SGLang's trade-offs: narrower model support than vLLM, less mature quantization pipeline, and the radix tree adds memory management complexity. For a diverse model zoo, vLLM is safer. For a single-model production deployment with high prefix reuse, SGLang consistently wins on both latency and cost.
TensorRT-LLM: maximum throughput on NVIDIA hardware
TensorRT-LLM (NVIDIA) is the closed-source, hardware-optimized inference stack built on TensorRT's graph capture and kernel fusion infrastructure. It supports FP8 natively on Hopper and Blackwell, with custom CUDA kernels for every attention variant, MoE routing, and quantized matmul. On H100 SXM5, TensorRT-LLM typically delivers 10–30% higher throughput than vLLM for the same model and batch configuration — because its fused kernels and hardware-specific optimizations are not available in the open-source ecosystem. The Triton Inference Server provides the deployment wrapper.

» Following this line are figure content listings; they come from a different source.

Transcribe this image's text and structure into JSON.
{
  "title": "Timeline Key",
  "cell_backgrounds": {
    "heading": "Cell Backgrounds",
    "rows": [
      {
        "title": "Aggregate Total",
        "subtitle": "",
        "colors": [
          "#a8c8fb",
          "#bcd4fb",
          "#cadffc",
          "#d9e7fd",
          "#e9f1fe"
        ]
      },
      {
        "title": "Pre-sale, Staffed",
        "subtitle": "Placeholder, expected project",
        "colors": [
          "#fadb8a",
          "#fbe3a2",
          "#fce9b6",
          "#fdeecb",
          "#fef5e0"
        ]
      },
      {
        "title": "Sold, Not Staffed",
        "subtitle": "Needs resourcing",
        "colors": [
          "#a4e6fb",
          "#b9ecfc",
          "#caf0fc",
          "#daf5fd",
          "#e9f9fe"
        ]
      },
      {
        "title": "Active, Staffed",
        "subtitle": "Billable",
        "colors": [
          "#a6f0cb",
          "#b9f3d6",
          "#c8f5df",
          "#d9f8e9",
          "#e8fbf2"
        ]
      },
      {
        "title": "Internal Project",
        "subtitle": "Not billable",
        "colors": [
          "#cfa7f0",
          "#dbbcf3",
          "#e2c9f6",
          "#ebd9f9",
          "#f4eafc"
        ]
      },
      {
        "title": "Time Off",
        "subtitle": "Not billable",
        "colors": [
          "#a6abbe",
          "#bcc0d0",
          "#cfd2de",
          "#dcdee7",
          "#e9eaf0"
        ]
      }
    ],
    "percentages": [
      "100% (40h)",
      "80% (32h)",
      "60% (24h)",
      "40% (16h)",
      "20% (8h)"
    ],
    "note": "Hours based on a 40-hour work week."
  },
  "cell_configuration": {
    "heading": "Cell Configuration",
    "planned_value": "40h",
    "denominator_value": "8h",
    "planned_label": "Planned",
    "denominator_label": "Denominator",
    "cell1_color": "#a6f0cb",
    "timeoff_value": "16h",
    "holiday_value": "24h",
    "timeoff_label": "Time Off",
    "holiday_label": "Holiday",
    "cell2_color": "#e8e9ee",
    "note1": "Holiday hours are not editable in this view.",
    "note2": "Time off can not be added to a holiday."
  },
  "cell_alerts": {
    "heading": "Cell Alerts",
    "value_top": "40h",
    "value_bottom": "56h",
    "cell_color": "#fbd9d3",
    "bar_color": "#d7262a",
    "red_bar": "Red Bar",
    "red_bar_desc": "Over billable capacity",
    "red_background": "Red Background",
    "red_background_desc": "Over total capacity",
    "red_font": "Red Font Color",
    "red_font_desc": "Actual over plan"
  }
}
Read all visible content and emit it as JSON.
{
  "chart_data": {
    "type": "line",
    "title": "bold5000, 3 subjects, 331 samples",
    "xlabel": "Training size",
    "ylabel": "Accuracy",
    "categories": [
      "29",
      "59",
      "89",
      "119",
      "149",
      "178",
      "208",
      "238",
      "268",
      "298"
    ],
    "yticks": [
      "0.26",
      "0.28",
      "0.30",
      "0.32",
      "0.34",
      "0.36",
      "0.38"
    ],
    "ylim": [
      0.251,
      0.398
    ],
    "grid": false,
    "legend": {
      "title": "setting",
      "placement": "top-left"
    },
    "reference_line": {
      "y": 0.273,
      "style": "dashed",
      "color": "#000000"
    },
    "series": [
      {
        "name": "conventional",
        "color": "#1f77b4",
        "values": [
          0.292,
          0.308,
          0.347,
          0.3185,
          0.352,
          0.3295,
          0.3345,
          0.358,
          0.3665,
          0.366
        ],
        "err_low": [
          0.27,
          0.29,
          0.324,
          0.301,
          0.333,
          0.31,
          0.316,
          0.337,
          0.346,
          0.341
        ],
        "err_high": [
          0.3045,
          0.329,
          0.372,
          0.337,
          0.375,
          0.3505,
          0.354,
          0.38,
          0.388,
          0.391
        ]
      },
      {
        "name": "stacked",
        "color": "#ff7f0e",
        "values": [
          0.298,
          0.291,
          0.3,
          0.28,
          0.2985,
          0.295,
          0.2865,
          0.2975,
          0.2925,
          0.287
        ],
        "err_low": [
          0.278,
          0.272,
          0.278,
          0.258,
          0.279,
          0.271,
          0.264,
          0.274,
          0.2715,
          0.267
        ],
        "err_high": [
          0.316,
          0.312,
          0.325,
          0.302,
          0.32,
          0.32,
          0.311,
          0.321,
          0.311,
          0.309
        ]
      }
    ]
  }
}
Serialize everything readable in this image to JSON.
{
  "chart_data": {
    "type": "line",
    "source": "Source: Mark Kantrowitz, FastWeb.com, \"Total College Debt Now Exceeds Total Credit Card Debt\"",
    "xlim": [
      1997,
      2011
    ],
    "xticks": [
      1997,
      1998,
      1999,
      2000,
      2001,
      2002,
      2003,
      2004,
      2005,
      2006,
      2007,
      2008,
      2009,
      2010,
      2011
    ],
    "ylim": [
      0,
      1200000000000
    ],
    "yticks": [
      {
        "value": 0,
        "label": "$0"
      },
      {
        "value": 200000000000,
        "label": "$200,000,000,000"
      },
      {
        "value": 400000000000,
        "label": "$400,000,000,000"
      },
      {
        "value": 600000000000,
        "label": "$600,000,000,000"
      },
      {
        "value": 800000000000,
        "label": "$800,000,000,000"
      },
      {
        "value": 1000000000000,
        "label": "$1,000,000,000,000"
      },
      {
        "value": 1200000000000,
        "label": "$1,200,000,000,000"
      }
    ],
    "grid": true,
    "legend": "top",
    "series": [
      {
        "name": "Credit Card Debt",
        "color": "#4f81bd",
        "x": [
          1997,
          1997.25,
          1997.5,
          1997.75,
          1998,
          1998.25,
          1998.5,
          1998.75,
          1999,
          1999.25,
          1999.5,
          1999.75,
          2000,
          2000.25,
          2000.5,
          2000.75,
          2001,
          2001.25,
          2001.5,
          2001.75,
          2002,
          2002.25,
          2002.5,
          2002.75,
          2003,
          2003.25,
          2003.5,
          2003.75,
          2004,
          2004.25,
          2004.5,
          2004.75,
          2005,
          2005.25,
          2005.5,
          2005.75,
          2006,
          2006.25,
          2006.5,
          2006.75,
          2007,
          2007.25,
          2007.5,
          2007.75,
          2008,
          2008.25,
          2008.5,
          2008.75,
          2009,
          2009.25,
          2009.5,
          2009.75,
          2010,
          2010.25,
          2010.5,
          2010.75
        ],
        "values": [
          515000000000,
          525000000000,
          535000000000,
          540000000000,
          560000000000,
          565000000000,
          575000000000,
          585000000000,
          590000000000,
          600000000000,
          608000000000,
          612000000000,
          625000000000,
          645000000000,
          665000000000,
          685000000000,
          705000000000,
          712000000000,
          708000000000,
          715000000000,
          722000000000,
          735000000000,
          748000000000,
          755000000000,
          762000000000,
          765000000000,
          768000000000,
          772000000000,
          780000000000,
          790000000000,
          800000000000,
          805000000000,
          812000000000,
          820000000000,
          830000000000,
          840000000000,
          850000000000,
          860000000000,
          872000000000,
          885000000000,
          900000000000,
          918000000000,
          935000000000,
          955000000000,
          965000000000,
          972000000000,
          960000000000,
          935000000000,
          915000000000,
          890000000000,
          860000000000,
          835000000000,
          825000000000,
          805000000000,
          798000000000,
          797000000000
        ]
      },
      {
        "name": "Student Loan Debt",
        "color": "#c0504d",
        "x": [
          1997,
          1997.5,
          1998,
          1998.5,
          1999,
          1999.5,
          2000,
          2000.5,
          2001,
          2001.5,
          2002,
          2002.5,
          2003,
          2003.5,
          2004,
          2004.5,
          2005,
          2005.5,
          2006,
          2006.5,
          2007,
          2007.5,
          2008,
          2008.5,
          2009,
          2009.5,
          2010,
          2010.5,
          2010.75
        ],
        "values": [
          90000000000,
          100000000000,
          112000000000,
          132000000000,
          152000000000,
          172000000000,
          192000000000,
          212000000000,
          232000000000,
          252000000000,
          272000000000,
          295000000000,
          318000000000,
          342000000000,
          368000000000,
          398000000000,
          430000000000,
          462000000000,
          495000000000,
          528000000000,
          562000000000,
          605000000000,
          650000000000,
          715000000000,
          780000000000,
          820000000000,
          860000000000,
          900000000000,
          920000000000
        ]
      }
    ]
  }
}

The cost of TensorRT-LLM: vendor lock-in (NVIDIA only), complex compilation pipeline (model → ONNX → TensorRT engine, can take hours per model), limited community support relative to vLLM, and aggressive version churn. For a team with a stable model serving a specific hardware, it is the right choice. For a team that changes models frequently, iterates on serving code, or runs on non-NVIDIA hardware, it is a trap. For DealLens in production on a fixed NVIDIA deployment, TensorRT-LLM deserves a benchmark comparison against SGLang before committing.
Framework selection guide
Choose vLLM when: you need broad model support, your workload has diverse request prefixes (no prefix reuse), you are prototyping or frequently changing models, or you need speculative decoding with a draft model. Choose SGLang when: your workload has a dominant shared prefix (agentic multi-call, RAG with a fixed system prompt), you are serving a single model at scale, and cost per call is the primary optimization target. Choose TensorRT-LLM when: maximum throughput is required on a fixed NVIDIA hardware deployment, you have budget for the compilation overhead, and you have 3–6 months between model updates.
For DealLens: SGLang is the correct choice for the deal-screening loop. The screening prompt is fixed per GP, so prefix hit rate will be near 100% for repeat calls. Estimate: 6K-token shared prefix × Llama 3.1 70B serving 10K deals/day at $2/GPU-hour — vLLM costs ~$X, SGLang costs ~0.1X. For the JHU humanoid's planning LLM: SGLang for simulation-time planning calls (repeated system prompt). vLLM or TensorRT-LLM for on-robot deployment where single-request latency dominates.
All three frameworks assume prefill and decode run on the same GPU pod. llm-d (Chapter 18) separates them. In the llm-d world, the serving framework choice applies separately to prefill pods and decode pods — you could run SGLang on prefill pods (for prefix caching) and vLLM on decode pods (for broader hardware support) in the same cluster.